A eclosão da Revolução do Porto, em 1820, iniciada como um levante militar, canalizou os descontentamentos generalizados das diferentes camadas da sociedade em Portugal, que, reunidas na Junta Provisória do Governo do Reino, convocaram as Cortes Gerais e Extraordinárias da Nação Portuguesa, configuradas como um parlamento composto por representantes das diversas partes do Império com o objetivo de reestruturar o pacto social lusitano por meio de uma carta constitucional nos moldes do liberalismo político do período.
No Brasil, as delegações representavam as populações de cada uma das capitanias, elevadas à condição de províncias durante a Constituinte de Lisboa. Dentre as diferentes proposições discutidas no decorrer do soberano congresso, destaca-se no campo educacional a proposta apresentada pela delegação da Província de São Paulo, que continha diretrizes para a organização da instrução pública assemelhadas ao projeto defendido anteriormente por Martim Francisco Ribeiro de Andrada.
Com relação ao Ensino Superior, o programa paulista recomendava a criação de ao menos uma universidade no Reino Unido do Brasil, podendo ser instalada na cidade de São Paulo – que, além de possuir bons ares, tinha em disponibilidade as dependências dos conventos do Carmo, de São Francisco e de São Bento (Bonifácio, 1821).

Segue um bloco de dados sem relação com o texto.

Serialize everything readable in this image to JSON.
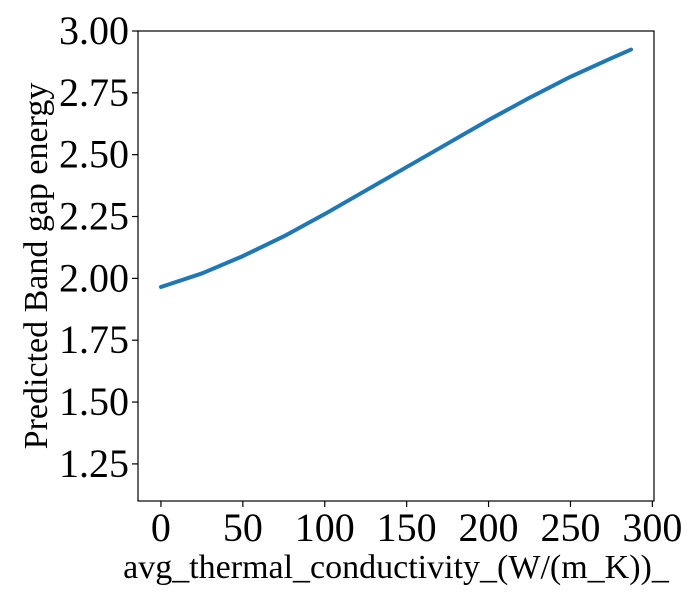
{
  "chart_data": {
    "type": "line",
    "title": "",
    "xlabel": "avg_thermal_conductivity_(W/(m_K))_",
    "ylabel": "Predicted Band gap energy",
    "xlim": [
      -14,
      301
    ],
    "ylim": [
      1.1,
      3.0
    ],
    "xticks": [
      0,
      50,
      100,
      150,
      200,
      250,
      300
    ],
    "xtick_labels": [
      "0",
      "50",
      "100",
      "150",
      "200",
      "250",
      "300"
    ],
    "yticks": [
      1.25,
      1.5,
      1.75,
      2.0,
      2.25,
      2.5,
      2.75,
      3.0
    ],
    "ytick_labels": [
      "1.25",
      "1.50",
      "1.75",
      "2.00",
      "2.25",
      "2.50",
      "2.75",
      "3.00"
    ],
    "grid": false,
    "legend": "none",
    "series": [
      {
        "color": "#1f77b4",
        "x": [
          0,
          25,
          50,
          75,
          100,
          125,
          150,
          175,
          200,
          225,
          250,
          275,
          287
        ],
        "y": [
          1.965,
          2.02,
          2.09,
          2.17,
          2.26,
          2.355,
          2.45,
          2.545,
          2.64,
          2.73,
          2.815,
          2.89,
          2.925
        ]
      }
    ]
  }
}
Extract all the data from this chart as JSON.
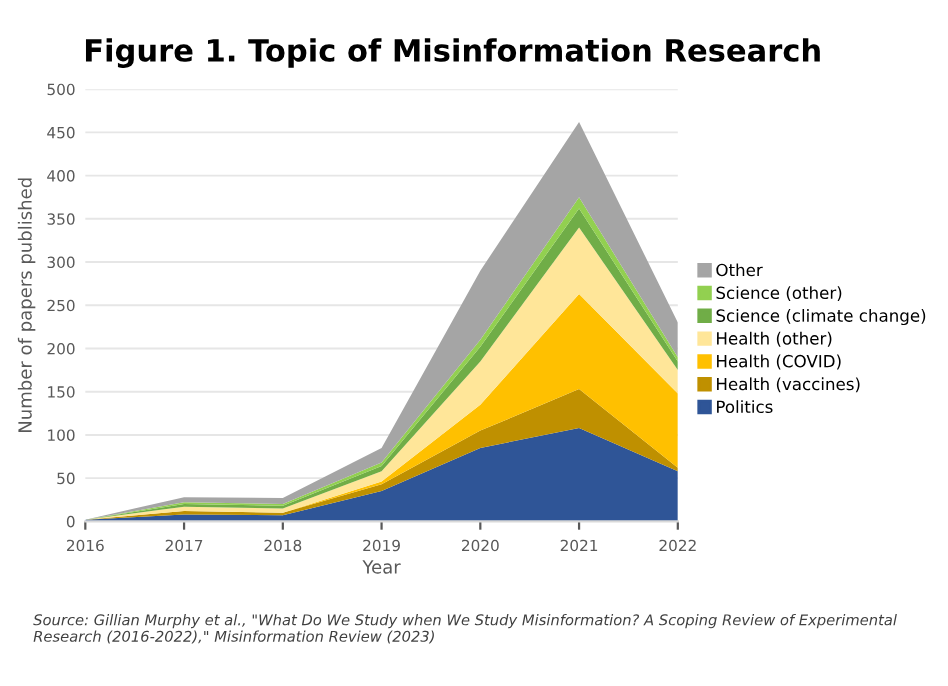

Não obstante, as dificuldades em encontrar um denominador comum entre as distintas concepções de nação – compreendida como fundamentada pela tradição na ótica dos portugueses e defendida como uma repactuação contratual pelos representantes brasileiros – defendidas pelos parlamentares nas Cortes de Lisboa levaram ao desgaste irreconciliável das negociações entre as partes, tendo como desenlace a emancipação política do Brasil no ano de 1822 (Berbel, 1999).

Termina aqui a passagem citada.